Wie viele andere Betroffene ist Andre Lindner auf finanzielle Unterstützung angewiesen. Weil die Unfallkasse seine Beschwerden nicht mehr im Zusammenhang mit der Coronaerkrankung sieht, erhält er keine entsprechende Entschädigung mehr. „Ich gelte offiziell als geheilt – vermutlich, weil ich zeitweise wieder arbeiten konnte.“ Doch Lindner ist überzeugt davon, dass seine gesundheitlichen Probleme nach wie vor von Corona herrühren. Er sagt, auch seine Ärzte vermuteten dies. Eine 100-prozentige Sicherheit gebe es in solchen Fällen aber nicht.

Bis November 2024 seien die Kosten für die Therapien von der Unfallkasse übernommen worden. Nun müsse er um jede Zuzahlung kämpfen, das Geld sei immer knapp. Seit die Krankenkasse für ihn zuständig sei, bewege er sich am Existenzminimum.

Er hat Widerspruch eingereicht, hat sich vorgenommen zu klagen – auch für seine Familie, die finanziell abgesichert sein soll. „Ich habe durch Long Covid ein höheres Risiko, an einem Herzinfarkt oder Schlaganfall zu sterben oder an Demenz zu erkranken. Dass ich damals einen Mann reanimiert und mich dabei wahrscheinlich angesteckt habe, sollen nicht meine Frau und meine Tochter ausbaden.“

Long-Covid-Ambulanz im Stuttgarter Bosch-Krankenhaus

Dass Long Covid immer mehr ins Bewusstsein der Gesellschaft rückt, zeigt eine neue Richtlinie des Gemeinsamen Bundesausschusses, die im Mai 2024 in Kraft getreten ist. Sie regelt die Versorgung für Versicherte mit Verdacht auf Long Covid.

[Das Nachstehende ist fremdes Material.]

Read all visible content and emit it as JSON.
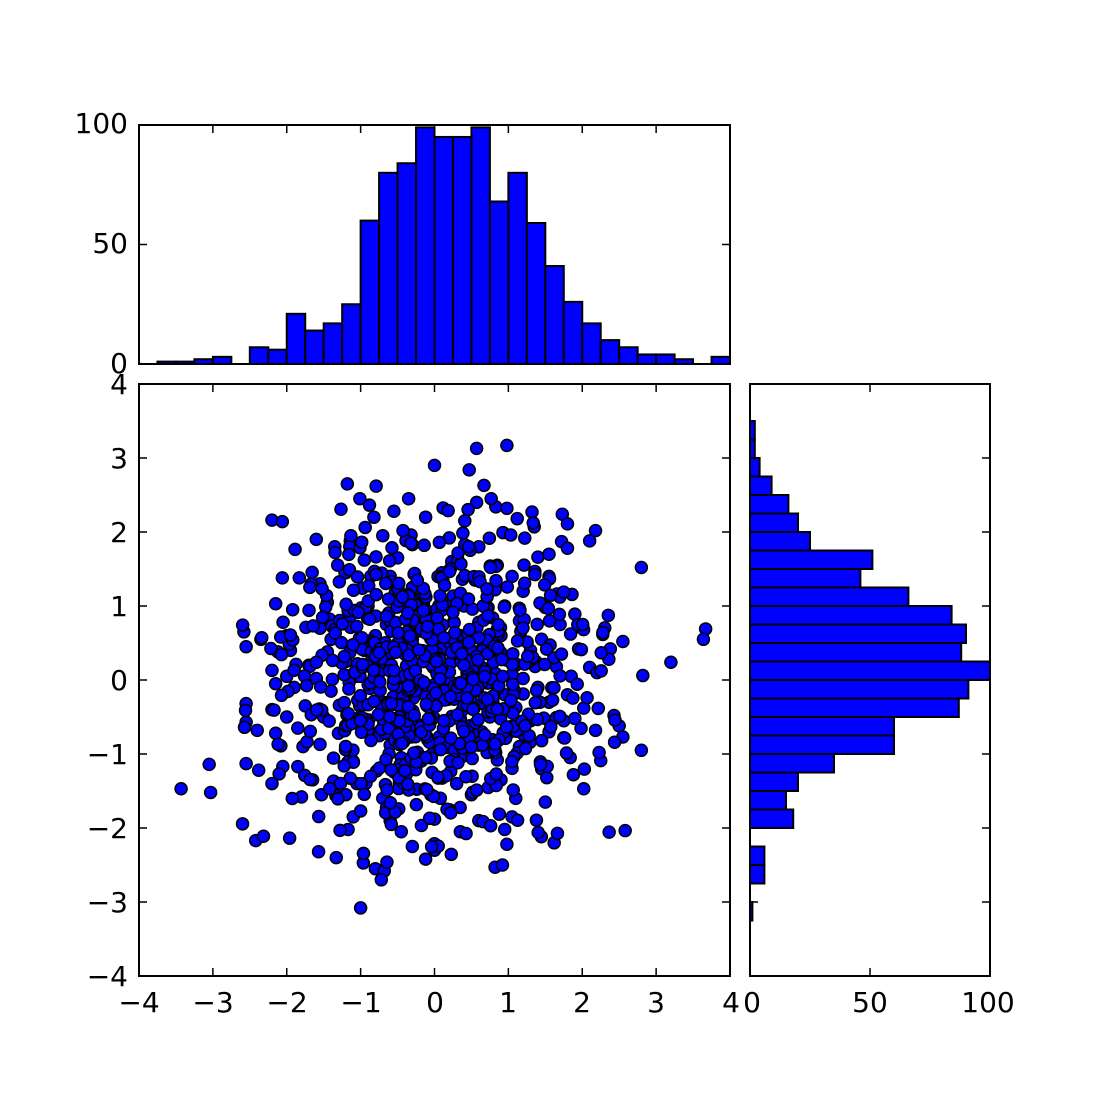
{
  "chart_data": [
    {
      "type": "scatter",
      "panel": "main",
      "xlim": [
        -4,
        4
      ],
      "ylim": [
        -4,
        4
      ],
      "xticks": [
        "−4",
        "−3",
        "−2",
        "−1",
        "0",
        "1",
        "2",
        "3",
        "4"
      ],
      "yticks": [
        "−4",
        "−3",
        "−2",
        "−1",
        "0",
        "1",
        "2",
        "3",
        "4"
      ],
      "grid": false,
      "color": "#0000ff",
      "marker": "circle",
      "n_points": 1000,
      "points": [
        [
          0.0,
          2.9
        ],
        [
          0.57,
          3.13
        ],
        [
          0.98,
          3.17
        ],
        [
          0.47,
          2.84
        ],
        [
          -1.18,
          2.65
        ],
        [
          -0.79,
          2.62
        ],
        [
          0.67,
          2.63
        ],
        [
          -0.35,
          2.45
        ],
        [
          -1.01,
          2.45
        ],
        [
          0.57,
          2.4
        ],
        [
          0.83,
          2.34
        ],
        [
          0.98,
          2.32
        ],
        [
          1.32,
          2.27
        ],
        [
          1.73,
          2.24
        ],
        [
          -2.2,
          2.16
        ],
        [
          -2.06,
          2.14
        ],
        [
          -0.82,
          2.2
        ],
        [
          -0.55,
          2.28
        ],
        [
          -0.12,
          2.2
        ],
        [
          0.41,
          2.15
        ],
        [
          1.12,
          2.18
        ],
        [
          1.8,
          2.11
        ],
        [
          2.1,
          1.88
        ],
        [
          1.35,
          2.07
        ],
        [
          -1.6,
          1.9
        ],
        [
          -1.14,
          1.88
        ],
        [
          -0.7,
          1.95
        ],
        [
          -0.3,
          1.83
        ],
        [
          0.2,
          1.92
        ],
        [
          0.6,
          1.8
        ],
        [
          1.72,
          1.87
        ],
        [
          1.8,
          1.78
        ],
        [
          2.8,
          1.52
        ],
        [
          -1.35,
          1.8
        ],
        [
          -0.95,
          1.62
        ],
        [
          -0.5,
          1.65
        ],
        [
          0.3,
          1.6
        ],
        [
          0.85,
          1.55
        ],
        [
          1.4,
          1.66
        ],
        [
          1.55,
          1.7
        ],
        [
          -2.06,
          1.38
        ],
        [
          -1.83,
          1.38
        ],
        [
          -1.2,
          1.45
        ],
        [
          -0.6,
          1.4
        ],
        [
          0.1,
          1.45
        ],
        [
          0.55,
          1.35
        ],
        [
          1.05,
          1.4
        ],
        [
          1.55,
          1.4
        ],
        [
          -1.55,
          1.3
        ],
        [
          -0.3,
          1.25
        ],
        [
          0.75,
          1.2
        ],
        [
          1.2,
          1.2
        ],
        [
          -2.15,
          1.03
        ],
        [
          -1.92,
          0.95
        ],
        [
          -1.45,
          1.05
        ],
        [
          -0.9,
          1.0
        ],
        [
          -0.2,
          1.1
        ],
        [
          0.4,
          1.0
        ],
        [
          0.95,
          1.0
        ],
        [
          1.5,
          0.98
        ],
        [
          1.9,
          0.89
        ],
        [
          -2.05,
          0.78
        ],
        [
          -1.55,
          0.7
        ],
        [
          -1.15,
          0.85
        ],
        [
          -0.65,
          0.75
        ],
        [
          0.0,
          0.8
        ],
        [
          0.6,
          0.78
        ],
        [
          1.15,
          0.8
        ],
        [
          1.7,
          0.75
        ],
        [
          1.95,
          0.72
        ],
        [
          -2.58,
          0.65
        ],
        [
          -2.35,
          0.55
        ],
        [
          -2.0,
          0.6
        ],
        [
          -1.4,
          0.55
        ],
        [
          -0.8,
          0.6
        ],
        [
          -0.3,
          0.55
        ],
        [
          0.35,
          0.6
        ],
        [
          0.9,
          0.6
        ],
        [
          1.45,
          0.55
        ],
        [
          2.55,
          0.52
        ],
        [
          3.67,
          0.69
        ],
        [
          3.64,
          0.55
        ],
        [
          -2.55,
          0.45
        ],
        [
          -2.12,
          0.38
        ],
        [
          -1.95,
          0.4
        ],
        [
          -1.45,
          0.38
        ],
        [
          -0.95,
          0.4
        ],
        [
          -0.4,
          0.35
        ],
        [
          0.2,
          0.4
        ],
        [
          0.75,
          0.38
        ],
        [
          1.3,
          0.4
        ],
        [
          1.95,
          0.42
        ],
        [
          2.38,
          0.42
        ],
        [
          -1.7,
          0.2
        ],
        [
          -1.2,
          0.25
        ],
        [
          -0.6,
          0.2
        ],
        [
          0.0,
          0.25
        ],
        [
          0.55,
          0.22
        ],
        [
          1.1,
          0.2
        ],
        [
          1.65,
          0.18
        ],
        [
          2.1,
          0.17
        ],
        [
          2.2,
          0.1
        ],
        [
          2.36,
          0.28
        ],
        [
          3.2,
          0.24
        ],
        [
          2.82,
          0.06
        ],
        [
          -2.2,
          0.13
        ],
        [
          -2.0,
          0.05
        ],
        [
          -1.6,
          0.02
        ],
        [
          -1.05,
          0.05
        ],
        [
          -0.5,
          0.02
        ],
        [
          0.1,
          0.0
        ],
        [
          0.65,
          0.05
        ],
        [
          1.2,
          0.02
        ],
        [
          1.85,
          0.05
        ],
        [
          -2.15,
          -0.05
        ],
        [
          -1.9,
          -0.1
        ],
        [
          -1.4,
          -0.15
        ],
        [
          -0.85,
          -0.1
        ],
        [
          -0.3,
          -0.12
        ],
        [
          0.3,
          -0.1
        ],
        [
          0.85,
          -0.15
        ],
        [
          1.4,
          -0.1
        ],
        [
          1.8,
          -0.2
        ],
        [
          -2.55,
          -0.32
        ],
        [
          -2.2,
          -0.4
        ],
        [
          -1.75,
          -0.35
        ],
        [
          -1.25,
          -0.35
        ],
        [
          -0.7,
          -0.3
        ],
        [
          -0.1,
          -0.35
        ],
        [
          0.5,
          -0.3
        ],
        [
          1.05,
          -0.35
        ],
        [
          1.55,
          -0.3
        ],
        [
          2.02,
          -0.38
        ],
        [
          -2.55,
          -0.57
        ],
        [
          -2.0,
          -0.5
        ],
        [
          -1.5,
          -0.5
        ],
        [
          -0.95,
          -0.55
        ],
        [
          -0.4,
          -0.5
        ],
        [
          0.2,
          -0.55
        ],
        [
          0.75,
          -0.5
        ],
        [
          1.3,
          -0.55
        ],
        [
          1.9,
          -0.52
        ],
        [
          1.75,
          -0.55
        ],
        [
          2.43,
          -0.48
        ],
        [
          -2.15,
          -0.72
        ],
        [
          -1.85,
          -0.65
        ],
        [
          -1.3,
          -0.72
        ],
        [
          -0.75,
          -0.7
        ],
        [
          -0.2,
          -0.72
        ],
        [
          0.45,
          -0.7
        ],
        [
          1.0,
          -0.72
        ],
        [
          1.55,
          -0.7
        ],
        [
          2.18,
          -0.68
        ],
        [
          2.5,
          -0.62
        ],
        [
          -2.4,
          -0.68
        ],
        [
          -2.08,
          -0.89
        ],
        [
          -1.78,
          -0.9
        ],
        [
          -1.55,
          -0.87
        ],
        [
          -1.2,
          -0.9
        ],
        [
          -0.6,
          -0.88
        ],
        [
          0.0,
          -0.9
        ],
        [
          0.6,
          -0.88
        ],
        [
          1.15,
          -0.9
        ],
        [
          1.45,
          -0.82
        ],
        [
          1.75,
          -0.78
        ],
        [
          2.55,
          -0.77
        ],
        [
          2.8,
          -0.95
        ],
        [
          -2.55,
          -1.13
        ],
        [
          -2.38,
          -1.22
        ],
        [
          -1.85,
          -1.17
        ],
        [
          -1.1,
          -1.1
        ],
        [
          -0.45,
          -1.05
        ],
        [
          0.25,
          -1.1
        ],
        [
          0.85,
          -1.08
        ],
        [
          1.45,
          -1.2
        ],
        [
          2.25,
          -1.09
        ],
        [
          -3.05,
          -1.14
        ],
        [
          -3.43,
          -1.47
        ],
        [
          -3.03,
          -1.52
        ],
        [
          -2.2,
          -1.4
        ],
        [
          -1.65,
          -1.35
        ],
        [
          -1.05,
          -1.4
        ],
        [
          -0.4,
          -1.35
        ],
        [
          0.3,
          -1.4
        ],
        [
          0.9,
          -1.35
        ],
        [
          1.52,
          -1.32
        ],
        [
          1.88,
          -1.28
        ],
        [
          -1.8,
          -1.58
        ],
        [
          -1.53,
          -1.55
        ],
        [
          -1.2,
          -1.55
        ],
        [
          -0.7,
          -1.6
        ],
        [
          -0.05,
          -1.55
        ],
        [
          0.5,
          -1.55
        ],
        [
          1.1,
          -1.6
        ],
        [
          2.02,
          -1.47
        ],
        [
          -1.1,
          -1.85
        ],
        [
          -0.6,
          -1.9
        ],
        [
          0.0,
          -1.88
        ],
        [
          0.6,
          -1.9
        ],
        [
          1.05,
          -1.85
        ],
        [
          1.5,
          -1.65
        ],
        [
          -2.42,
          -2.17
        ],
        [
          -1.17,
          -2.02
        ],
        [
          -0.45,
          -2.05
        ],
        [
          0.35,
          -2.05
        ],
        [
          0.95,
          -2.02
        ],
        [
          1.62,
          -2.2
        ],
        [
          -0.3,
          -2.25
        ],
        [
          0.0,
          -2.3
        ],
        [
          0.98,
          -2.22
        ],
        [
          -0.12,
          -2.42
        ],
        [
          -1.33,
          -2.4
        ],
        [
          -0.8,
          -2.55
        ],
        [
          -0.68,
          -2.58
        ],
        [
          -0.72,
          -2.7
        ],
        [
          0.82,
          -2.53
        ],
        [
          0.92,
          -2.5
        ],
        [
          -1.0,
          -3.08
        ]
      ]
    },
    {
      "type": "bar",
      "panel": "top-histogram",
      "orientation": "vertical",
      "bin_start": -3.75,
      "bin_width": 0.25,
      "values": [
        1,
        1,
        2,
        3,
        0,
        7,
        6,
        21,
        14,
        17,
        25,
        60,
        80,
        84,
        99,
        95,
        95,
        99,
        68,
        80,
        59,
        41,
        26,
        17,
        10,
        7,
        4,
        4,
        2,
        0,
        3
      ],
      "xlim": [
        -4,
        4
      ],
      "ylim": [
        0,
        100
      ],
      "yticks": [
        "0",
        "50",
        "100"
      ],
      "color": "#0000ff"
    },
    {
      "type": "bar",
      "panel": "right-histogram",
      "orientation": "horizontal",
      "bin_start": -3.25,
      "bin_width": 0.25,
      "values": [
        1,
        0,
        6,
        6,
        0,
        18,
        15,
        20,
        35,
        60,
        60,
        87,
        91,
        100,
        88,
        90,
        84,
        66,
        46,
        51,
        25,
        20,
        16,
        9,
        4,
        2,
        2
      ],
      "xlim": [
        0,
        100
      ],
      "ylim": [
        -4,
        4
      ],
      "xticks": [
        "0",
        "50",
        "100"
      ],
      "color": "#0000ff"
    }
  ]
}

Zudem wurden im Lauf der Jahre mehrere Long-Covid-Ambulanzen eingerichtet – unter anderem im Lungenzentrum des Robert-Bosch-Krankenhauses in Stuttgart.

Alessandro Ghiani, ist dort Leitender Oberarzt der Abteilung Pneumologie und Beatmungsmedizin. Er hat Erfahrung in der ambulanten Behandlung von Patienten mit Long-Covid-Symptomatik. Häufige Beschwerden seien eine ausgeprägte Fatigue und Luftnot unter Belastung. Der Leidensdruck sei hoch. „Beides geht mit einer Minderung der Leistungsfähigkeit einher, körperlich und mental. Viele sind nicht mehr in der Lage, ihren Beruf auszuüben“, sagt Ghiani. Das Problem: In der Regel fänden sich keine objektivierbaren Befunde, die die Symptome erklären könnten. Die Lungenfunktionswerte dieser Patienten etwa bewegten sich meist im normalen Bereich. Und ein medikamentöser Therapieversuch, zum Beispiel mit Cortison, sei nur sinnvoll, wenn sich chronische Veränderungen des Lungengewebes nachweisen ließen.

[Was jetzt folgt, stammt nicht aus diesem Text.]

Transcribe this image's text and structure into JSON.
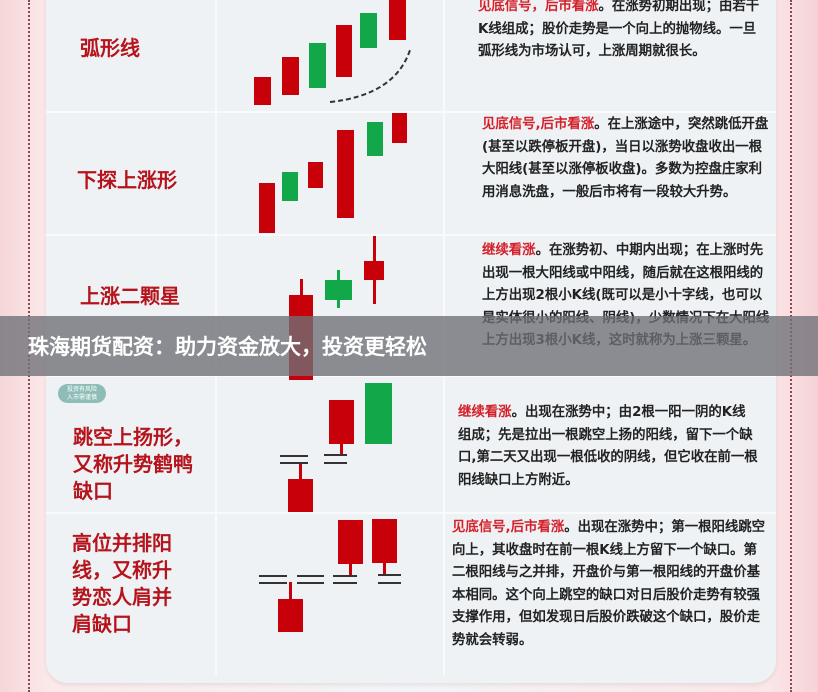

Corona-Impfung mindert das Risiko

Zwar wird weiter geforscht, um Betroffenen zu helfen. „Doch, aktuell existieren keine etablierten Therapie-Optionen“, sagt Ghiani. „Und es gibt noch immer kein Medikament, das sich in Studien bei Long Covid als wirksam erwiesen hat.“ Lediglich Symptome könnten behandelt werden. Nachweislich reduzieren lasse sich das Risiko von Long Covid einzig durch die Corona-Impfung. Andre Lindner ist geimpft. Allerdings bekam er die Injektion zwei Tage, bevor er sich mutmaßlich ansteckte. „Die Wirkung hatte sich wohl noch nicht entfaltet“, sagt Lindner.

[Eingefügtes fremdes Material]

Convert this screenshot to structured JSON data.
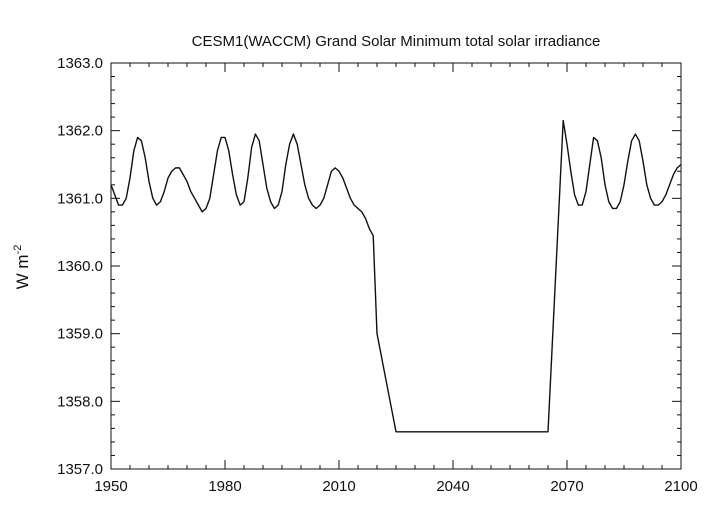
{
  "chart_data": {
    "type": "line",
    "title": "CESM1(WACCM) Grand Solar Minimum total solar irradiance",
    "xlabel": "",
    "ylabel": "W m",
    "ylabel_superscript": "-2",
    "xlim": [
      1950,
      2100
    ],
    "ylim": [
      1357.0,
      1363.0
    ],
    "x_ticks": [
      1950,
      1980,
      2010,
      2040,
      2070,
      2100
    ],
    "x_tick_labels": [
      "1950",
      "1980",
      "2010",
      "2040",
      "2070",
      "2100"
    ],
    "y_ticks": [
      1357.0,
      1358.0,
      1359.0,
      1360.0,
      1361.0,
      1362.0,
      1363.0
    ],
    "y_tick_labels": [
      "1357.0",
      "1358.0",
      "1359.0",
      "1360.0",
      "1361.0",
      "1362.0",
      "1363.0"
    ],
    "grid": false,
    "line_color": "#111111",
    "series": [
      {
        "x": [
          1950,
          1951,
          1952,
          1953,
          1954,
          1955,
          1956,
          1957,
          1958,
          1959,
          1960,
          1961,
          1962,
          1963,
          1964,
          1965,
          1966,
          1967,
          1968,
          1969,
          1970,
          1971,
          1972,
          1973,
          1974,
          1975,
          1976,
          1977,
          1978,
          1979,
          1980,
          1981,
          1982,
          1983,
          1984,
          1985,
          1986,
          1987,
          1988,
          1989,
          1990,
          1991,
          1992,
          1993,
          1994,
          1995,
          1996,
          1997,
          1998,
          1999,
          2000,
          2001,
          2002,
          2003,
          2004,
          2005,
          2006,
          2007,
          2008,
          2009,
          2010,
          2011,
          2012,
          2013,
          2014,
          2015,
          2016,
          2017,
          2018,
          2019,
          2020,
          2025,
          2065,
          2069,
          2070,
          2071,
          2072,
          2073,
          2074,
          2075,
          2076,
          2077,
          2078,
          2079,
          2080,
          2081,
          2082,
          2083,
          2084,
          2085,
          2086,
          2087,
          2088,
          2089,
          2090,
          2091,
          2092,
          2093,
          2094,
          2095,
          2096,
          2097,
          2098,
          2099,
          2100
        ],
        "y": [
          1361.2,
          1361.05,
          1360.9,
          1360.9,
          1361.0,
          1361.3,
          1361.7,
          1361.9,
          1361.85,
          1361.6,
          1361.25,
          1361.0,
          1360.9,
          1360.95,
          1361.1,
          1361.3,
          1361.4,
          1361.45,
          1361.45,
          1361.35,
          1361.25,
          1361.1,
          1361.0,
          1360.9,
          1360.8,
          1360.85,
          1361.0,
          1361.35,
          1361.7,
          1361.9,
          1361.9,
          1361.7,
          1361.35,
          1361.05,
          1360.9,
          1360.95,
          1361.3,
          1361.75,
          1361.95,
          1361.85,
          1361.5,
          1361.15,
          1360.95,
          1360.85,
          1360.9,
          1361.1,
          1361.5,
          1361.8,
          1361.95,
          1361.8,
          1361.5,
          1361.2,
          1361.0,
          1360.9,
          1360.85,
          1360.9,
          1361.0,
          1361.2,
          1361.4,
          1361.45,
          1361.4,
          1361.3,
          1361.15,
          1361.0,
          1360.9,
          1360.85,
          1360.8,
          1360.7,
          1360.55,
          1360.45,
          1359.0,
          1357.55,
          1357.55,
          1362.15,
          1361.8,
          1361.4,
          1361.05,
          1360.9,
          1360.9,
          1361.1,
          1361.5,
          1361.9,
          1361.85,
          1361.6,
          1361.2,
          1360.95,
          1360.85,
          1360.85,
          1360.95,
          1361.2,
          1361.55,
          1361.85,
          1361.95,
          1361.85,
          1361.55,
          1361.2,
          1361.0,
          1360.9,
          1360.9,
          1360.95,
          1361.05,
          1361.2,
          1361.35,
          1361.45,
          1361.5
        ]
      }
    ]
  }
}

Alessandro Ghiani sieht die größte Herausforderung bei Long Covid darin, trotz fehlender Therapie-Optionen und der fehlenden Möglichkeit, den zeitlichen Verlauf der Erkrankung genau vorherzusagen, die Motivation der Patienten aufrecht zu erhalten. Er rät ihnen, sich nicht entmutigen zu lassen. „Erfahrungsgemäß kommt es mit der Zeit zu einer Abnahme der Intensität und häufig auch zu einem vollständigen Verschwinden der Symptome.“

Daran wagt Andre Lindner noch nicht zu glauben. „Momentan scheinen sich viele Behandlungsstrategien zu etablieren, da muss man dranbleiben“, sagt er. „Ich bemühe mich, weiterhin positiv zu denken, auch wenn es phasenweise immer schwerer wird.“ Lange sei er psychisch stabil gewesen. Jetzt nicht mehr. „Ich bin depressiv. Nicht immer. Aber ich habe depressive Attacken“, sagt er. Manchmal sieht er gar keinen Weg mehr aus dem Dunkel. Familie, Freunde, Bekannte und seine Hunde können ihn dann doch immer wieder auffangen. Andre Lindner erzählt, dass er verzweifelt versuche, einen Psychotherapeuten zu finden, der in diesem Jahr noch Termine frei hat.